Labeler Utils

dataprofiler.labelers.labeler_utils.f1_report_dict_to_str(f1_report, label_names)

Returns the report string from the f1_report dict.

Example Output:

precision recall f1-score support

class 0 0.00 0.00 0.00 1 class 1 1.00 0.67 0.80 3

micro avg 0.67 0.50 0.57 4 macro avg 0.50 0.33 0.40 4

weighted avg 0.75 0.50 0.60 4

Note: this is generally taken from the classification_report function inside sklearn. :param f1_report: f1 report dictionary from sklearn :type f1_report: dict :param label_names: names of labels included in the report :type label_names: list(str) :return: string representing f1_report printout :rtype: str

dataprofiler.labelers.labeler_utils.evaluate_accuracy(predicted_entities_in_index, true_entities_in_index, num_labels, entity_rev_dict, verbose=True, omitted_labels=('PAD', 'UNKNOWN'), confusion_matrix_file=None)

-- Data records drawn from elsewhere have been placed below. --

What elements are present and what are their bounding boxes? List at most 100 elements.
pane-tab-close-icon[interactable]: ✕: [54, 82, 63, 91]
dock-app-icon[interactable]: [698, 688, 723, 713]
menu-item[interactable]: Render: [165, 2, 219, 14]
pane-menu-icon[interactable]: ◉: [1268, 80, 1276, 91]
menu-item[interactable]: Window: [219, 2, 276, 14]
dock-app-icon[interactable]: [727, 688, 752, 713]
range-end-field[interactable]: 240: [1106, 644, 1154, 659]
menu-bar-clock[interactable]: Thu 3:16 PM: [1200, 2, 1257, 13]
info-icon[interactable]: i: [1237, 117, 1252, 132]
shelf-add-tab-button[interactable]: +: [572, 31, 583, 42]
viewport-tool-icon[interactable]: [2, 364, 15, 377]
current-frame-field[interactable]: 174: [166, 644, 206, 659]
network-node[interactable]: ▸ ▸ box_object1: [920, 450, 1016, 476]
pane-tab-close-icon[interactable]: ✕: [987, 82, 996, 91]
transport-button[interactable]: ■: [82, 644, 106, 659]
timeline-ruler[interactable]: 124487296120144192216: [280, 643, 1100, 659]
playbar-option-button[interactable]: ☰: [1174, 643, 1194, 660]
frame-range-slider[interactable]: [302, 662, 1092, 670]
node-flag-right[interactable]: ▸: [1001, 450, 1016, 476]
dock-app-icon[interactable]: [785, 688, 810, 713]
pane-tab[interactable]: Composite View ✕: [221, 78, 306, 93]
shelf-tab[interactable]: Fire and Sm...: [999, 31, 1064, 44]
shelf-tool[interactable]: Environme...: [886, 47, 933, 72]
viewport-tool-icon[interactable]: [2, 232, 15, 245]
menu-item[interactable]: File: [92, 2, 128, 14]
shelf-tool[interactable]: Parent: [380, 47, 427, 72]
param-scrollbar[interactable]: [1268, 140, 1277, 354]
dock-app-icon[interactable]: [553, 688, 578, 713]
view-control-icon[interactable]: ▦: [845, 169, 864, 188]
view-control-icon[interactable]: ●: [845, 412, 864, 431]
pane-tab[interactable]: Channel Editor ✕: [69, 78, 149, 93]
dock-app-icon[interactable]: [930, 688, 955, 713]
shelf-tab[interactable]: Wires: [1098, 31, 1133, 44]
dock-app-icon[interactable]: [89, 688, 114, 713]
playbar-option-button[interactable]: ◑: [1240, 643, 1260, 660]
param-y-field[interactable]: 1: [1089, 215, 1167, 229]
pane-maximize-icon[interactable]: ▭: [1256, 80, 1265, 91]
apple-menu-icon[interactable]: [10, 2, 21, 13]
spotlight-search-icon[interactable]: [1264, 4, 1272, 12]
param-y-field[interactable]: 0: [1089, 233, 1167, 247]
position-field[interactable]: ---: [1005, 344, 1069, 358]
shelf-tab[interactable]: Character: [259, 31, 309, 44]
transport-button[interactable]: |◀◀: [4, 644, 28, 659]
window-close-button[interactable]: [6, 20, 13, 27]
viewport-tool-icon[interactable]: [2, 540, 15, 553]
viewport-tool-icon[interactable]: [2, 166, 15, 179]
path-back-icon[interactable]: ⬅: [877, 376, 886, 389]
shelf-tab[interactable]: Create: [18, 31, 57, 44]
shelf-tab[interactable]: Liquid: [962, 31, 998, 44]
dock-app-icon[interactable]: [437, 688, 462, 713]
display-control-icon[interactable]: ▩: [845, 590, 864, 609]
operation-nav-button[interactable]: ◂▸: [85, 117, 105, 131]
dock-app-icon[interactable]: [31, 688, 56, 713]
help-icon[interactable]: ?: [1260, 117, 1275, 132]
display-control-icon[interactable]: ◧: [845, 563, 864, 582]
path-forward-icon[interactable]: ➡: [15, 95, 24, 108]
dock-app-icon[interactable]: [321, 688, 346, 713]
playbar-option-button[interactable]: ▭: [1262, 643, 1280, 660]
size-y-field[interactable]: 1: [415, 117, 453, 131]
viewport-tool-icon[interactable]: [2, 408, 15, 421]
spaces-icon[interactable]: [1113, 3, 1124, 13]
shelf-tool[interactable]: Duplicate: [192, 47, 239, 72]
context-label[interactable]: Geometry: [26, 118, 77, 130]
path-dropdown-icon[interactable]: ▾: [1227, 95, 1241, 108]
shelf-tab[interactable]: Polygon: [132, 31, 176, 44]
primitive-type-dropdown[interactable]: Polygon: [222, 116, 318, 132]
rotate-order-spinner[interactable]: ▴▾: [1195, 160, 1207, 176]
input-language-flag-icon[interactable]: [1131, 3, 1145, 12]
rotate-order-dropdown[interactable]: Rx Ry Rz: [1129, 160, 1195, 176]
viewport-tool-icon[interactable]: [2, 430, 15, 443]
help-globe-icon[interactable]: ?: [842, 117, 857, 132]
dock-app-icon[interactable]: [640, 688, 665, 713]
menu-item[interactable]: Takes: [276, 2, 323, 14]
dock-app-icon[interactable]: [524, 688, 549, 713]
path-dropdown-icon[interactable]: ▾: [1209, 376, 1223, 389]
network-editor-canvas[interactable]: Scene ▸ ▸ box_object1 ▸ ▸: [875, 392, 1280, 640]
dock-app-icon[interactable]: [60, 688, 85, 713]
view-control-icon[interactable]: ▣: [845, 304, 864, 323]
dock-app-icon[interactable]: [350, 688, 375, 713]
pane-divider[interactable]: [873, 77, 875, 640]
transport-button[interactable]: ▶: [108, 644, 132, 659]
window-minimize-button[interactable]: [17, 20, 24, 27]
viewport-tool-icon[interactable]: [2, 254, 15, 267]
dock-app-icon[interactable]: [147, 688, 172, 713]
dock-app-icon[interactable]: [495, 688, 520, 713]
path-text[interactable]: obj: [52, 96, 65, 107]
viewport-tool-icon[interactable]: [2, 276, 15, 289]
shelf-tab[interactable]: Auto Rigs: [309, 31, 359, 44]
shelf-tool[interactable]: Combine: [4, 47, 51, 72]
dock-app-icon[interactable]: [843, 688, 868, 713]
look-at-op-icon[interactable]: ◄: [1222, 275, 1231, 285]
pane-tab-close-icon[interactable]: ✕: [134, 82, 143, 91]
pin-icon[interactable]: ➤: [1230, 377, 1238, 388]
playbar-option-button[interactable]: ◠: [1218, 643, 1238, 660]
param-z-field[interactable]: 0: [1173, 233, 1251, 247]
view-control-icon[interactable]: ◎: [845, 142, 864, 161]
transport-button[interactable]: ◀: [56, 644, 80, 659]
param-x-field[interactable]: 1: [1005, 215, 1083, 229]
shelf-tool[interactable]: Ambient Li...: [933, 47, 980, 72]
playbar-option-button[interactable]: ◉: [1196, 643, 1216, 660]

Evaluate the accuracy from comparing the predicted labels with true labels

  • predicted_entities_in_index (list(array(int))) – predicted encoded labels for input sentences

  • true_entities_in_index (list(array(int))) – true encoded labels for input sentences

  • entity_rev_dict (dict([index, entity])) – dictionary to convert indices to entities

  • verbose (boolean) – print additional information for debugging

  • omitted_labels (list() of text labels) – labels to omit from the accuracy evaluation

  • confusion_matrix_file (str) – File name (and dir) for confusion matrix

:return : f1-score :rtype: float